In order to determine specific costs of galvanizing in the market today, the AGA conducted a recent survey of AGA Galvanizer Members.  Based on this typical bridge example of 180ft by 80ft, with 115,200 pounds of rebar, the survey indicates the majority of responding companies have, on average, and in the recent past, charged between $.11 – $.16 per pound for the galvanizing of the rebar.

Some of the primary factors that affect the price range to the owner for the rebar, inclusive of galvanizing, include:  job size (#’s of rebar), size of bars used (4, 5, 6, including lengths of bars, etc), production costs (length of bars and numerous other factors), and the final determinant will of course be, the fabricator markup.

No matter what corrosion protection system you use, there will almost always be a fabricator markup.  Fabricators will typically mark it up whether it’s fabricated in straight lengths and then returned to the shop, or fabricated first and then galvanized.  Same goes for epoxy and other corrosion protection systems.

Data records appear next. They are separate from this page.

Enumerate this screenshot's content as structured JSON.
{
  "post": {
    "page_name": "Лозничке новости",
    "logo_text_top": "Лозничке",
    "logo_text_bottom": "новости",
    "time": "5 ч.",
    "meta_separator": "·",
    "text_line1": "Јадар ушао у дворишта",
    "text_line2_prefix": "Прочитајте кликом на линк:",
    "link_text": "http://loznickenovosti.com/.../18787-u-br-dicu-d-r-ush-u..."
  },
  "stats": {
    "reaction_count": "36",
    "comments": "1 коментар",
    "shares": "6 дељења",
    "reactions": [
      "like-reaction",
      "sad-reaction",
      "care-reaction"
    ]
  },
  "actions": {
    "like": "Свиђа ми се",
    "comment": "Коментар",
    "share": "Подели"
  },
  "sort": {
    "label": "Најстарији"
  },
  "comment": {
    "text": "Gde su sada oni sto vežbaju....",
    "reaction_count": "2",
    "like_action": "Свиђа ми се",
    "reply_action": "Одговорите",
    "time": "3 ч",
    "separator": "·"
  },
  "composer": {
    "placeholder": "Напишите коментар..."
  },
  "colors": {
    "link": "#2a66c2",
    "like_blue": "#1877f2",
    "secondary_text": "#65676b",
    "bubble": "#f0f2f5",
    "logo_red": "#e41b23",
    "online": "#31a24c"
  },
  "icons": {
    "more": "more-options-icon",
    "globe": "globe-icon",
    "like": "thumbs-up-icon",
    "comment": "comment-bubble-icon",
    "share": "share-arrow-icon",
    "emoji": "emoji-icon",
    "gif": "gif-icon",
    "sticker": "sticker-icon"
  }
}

New York State Thruway Authority

  • 65 Galvanized Projects, 82 Epoxy Projects, and 50 Black Projects were studied in the development of this official report.
  • Robert F. Grimm, Materials Engineer, October 4-6, 1999

The New York Thruway Authority found that galvanized steel had a slightly higher placed cost.  But after overcoming an initial learning curve and realizing significant cost savings because the durable zinc coating doesn’t require touchup necessitated by rough handling, the placed cost of galvanized steel is comparable to both black and epoxy coated rebar. The New York State Thruway Authority feels that they are on the right track by specifying galvanized reinforcing, unilaterally.

Case Study

The Governor Mario M. Cuomo Bridge- New York, 2018

New York Bridge
Photo courtesy of the New York State Thruway Authority

The Governor Mario M. Cuomo Bridge, which replaced the Tappan Zee bridge, incorporated thousands of tons of galvanized rebar into the final design. The rebar supports concrete in the decking, supports, columns, etc. Galvanized rebar ensured the product withstands the rigorous handling the rebar pieces went through from the galvanizing tank to the pouring of the concrete.

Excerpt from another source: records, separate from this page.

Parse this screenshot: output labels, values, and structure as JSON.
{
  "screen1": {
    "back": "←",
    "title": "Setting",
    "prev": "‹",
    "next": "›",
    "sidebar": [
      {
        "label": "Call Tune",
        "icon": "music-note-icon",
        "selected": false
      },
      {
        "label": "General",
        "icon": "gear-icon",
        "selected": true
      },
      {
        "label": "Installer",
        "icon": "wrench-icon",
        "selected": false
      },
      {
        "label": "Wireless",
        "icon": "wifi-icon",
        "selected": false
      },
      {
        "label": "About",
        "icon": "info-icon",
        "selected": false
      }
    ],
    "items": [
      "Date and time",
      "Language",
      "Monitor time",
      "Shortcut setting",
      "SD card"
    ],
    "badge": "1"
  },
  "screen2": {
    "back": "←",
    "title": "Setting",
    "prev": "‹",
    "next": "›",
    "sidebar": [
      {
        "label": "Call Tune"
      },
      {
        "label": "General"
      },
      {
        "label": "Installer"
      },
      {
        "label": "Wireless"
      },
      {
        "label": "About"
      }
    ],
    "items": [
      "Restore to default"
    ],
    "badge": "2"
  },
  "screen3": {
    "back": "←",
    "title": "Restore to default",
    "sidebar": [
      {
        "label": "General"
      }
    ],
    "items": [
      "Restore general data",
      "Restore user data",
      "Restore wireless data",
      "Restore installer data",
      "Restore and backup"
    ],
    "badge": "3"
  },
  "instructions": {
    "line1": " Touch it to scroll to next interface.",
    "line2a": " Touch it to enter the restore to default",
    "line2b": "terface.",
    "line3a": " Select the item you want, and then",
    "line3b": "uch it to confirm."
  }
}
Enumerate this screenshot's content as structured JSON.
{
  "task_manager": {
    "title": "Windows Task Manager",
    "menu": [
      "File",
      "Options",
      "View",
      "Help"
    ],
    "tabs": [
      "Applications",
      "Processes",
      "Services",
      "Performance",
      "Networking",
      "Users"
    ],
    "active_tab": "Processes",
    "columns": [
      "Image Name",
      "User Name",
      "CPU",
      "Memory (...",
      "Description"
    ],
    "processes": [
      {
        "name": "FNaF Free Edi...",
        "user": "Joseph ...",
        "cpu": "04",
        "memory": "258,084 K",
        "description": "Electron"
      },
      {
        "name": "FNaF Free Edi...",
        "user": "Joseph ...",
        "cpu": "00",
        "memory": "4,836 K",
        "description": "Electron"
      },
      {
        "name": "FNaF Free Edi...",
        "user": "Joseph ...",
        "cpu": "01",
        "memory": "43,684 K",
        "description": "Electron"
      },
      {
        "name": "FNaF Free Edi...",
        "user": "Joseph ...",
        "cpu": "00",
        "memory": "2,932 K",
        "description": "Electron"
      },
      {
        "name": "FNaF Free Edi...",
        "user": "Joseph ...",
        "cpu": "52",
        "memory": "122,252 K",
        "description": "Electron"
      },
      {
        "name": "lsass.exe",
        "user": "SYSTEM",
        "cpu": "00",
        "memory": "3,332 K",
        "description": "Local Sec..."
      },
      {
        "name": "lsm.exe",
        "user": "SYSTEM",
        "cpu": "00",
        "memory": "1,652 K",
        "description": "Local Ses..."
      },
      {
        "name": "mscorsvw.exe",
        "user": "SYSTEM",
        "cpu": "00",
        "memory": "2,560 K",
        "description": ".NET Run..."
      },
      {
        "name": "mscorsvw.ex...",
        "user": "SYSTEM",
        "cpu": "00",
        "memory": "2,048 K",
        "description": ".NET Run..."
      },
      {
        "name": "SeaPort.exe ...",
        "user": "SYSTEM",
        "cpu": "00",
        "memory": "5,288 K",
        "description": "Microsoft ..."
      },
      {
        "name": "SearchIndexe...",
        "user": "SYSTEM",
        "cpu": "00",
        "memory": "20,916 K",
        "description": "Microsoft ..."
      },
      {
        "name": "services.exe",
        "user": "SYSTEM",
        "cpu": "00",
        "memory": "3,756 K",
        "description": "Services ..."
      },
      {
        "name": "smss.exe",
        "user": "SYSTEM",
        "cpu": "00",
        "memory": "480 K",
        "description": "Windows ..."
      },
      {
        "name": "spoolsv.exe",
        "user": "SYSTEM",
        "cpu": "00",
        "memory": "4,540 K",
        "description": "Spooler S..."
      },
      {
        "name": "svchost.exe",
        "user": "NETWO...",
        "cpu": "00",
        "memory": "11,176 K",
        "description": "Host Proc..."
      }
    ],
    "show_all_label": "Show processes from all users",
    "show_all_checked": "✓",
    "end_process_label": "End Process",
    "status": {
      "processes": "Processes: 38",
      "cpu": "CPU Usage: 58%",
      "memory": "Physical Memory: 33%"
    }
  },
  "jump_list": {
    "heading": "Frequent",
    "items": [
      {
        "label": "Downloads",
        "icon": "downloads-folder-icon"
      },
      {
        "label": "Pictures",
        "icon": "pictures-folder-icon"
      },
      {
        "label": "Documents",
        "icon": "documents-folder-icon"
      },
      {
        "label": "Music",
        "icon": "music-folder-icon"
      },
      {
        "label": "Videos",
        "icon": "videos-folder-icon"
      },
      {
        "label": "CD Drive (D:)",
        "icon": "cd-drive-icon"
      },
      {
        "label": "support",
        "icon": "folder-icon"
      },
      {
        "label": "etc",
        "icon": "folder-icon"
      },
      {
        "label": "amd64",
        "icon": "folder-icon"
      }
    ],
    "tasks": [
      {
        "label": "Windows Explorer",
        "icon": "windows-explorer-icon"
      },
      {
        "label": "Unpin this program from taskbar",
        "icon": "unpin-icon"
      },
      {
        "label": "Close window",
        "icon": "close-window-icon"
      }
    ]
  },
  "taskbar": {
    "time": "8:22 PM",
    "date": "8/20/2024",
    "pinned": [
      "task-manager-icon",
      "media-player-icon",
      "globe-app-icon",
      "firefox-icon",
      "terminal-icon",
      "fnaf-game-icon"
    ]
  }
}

  • The bridge opened the first span in late 2017 and is estimated to be completed in 2018
  • $3.9 billion project
  • Two 3.1 mile-long crossings with 1,200-foot-long cable-stayed main spans
  • Tappan Zee Bridge currently carries 140,000 daily
  • 96-foot wide new structure began carrying eight lanes of traffic before the end of 2017
  • Northern bridge will include bicycle and pedestrian lanes
  • 100-year design life
  • Uses as many precast elements as possible
  • 68, 300-ton pile caps are reinforced with galvanized steel: each one is 13ft tall, 10.5ft wide, and 92ft long and reinforced with 70,000 lb of galvanized steel rebar and prestressed with 28 galvanized strands, then filled with 150cu yd of concrete.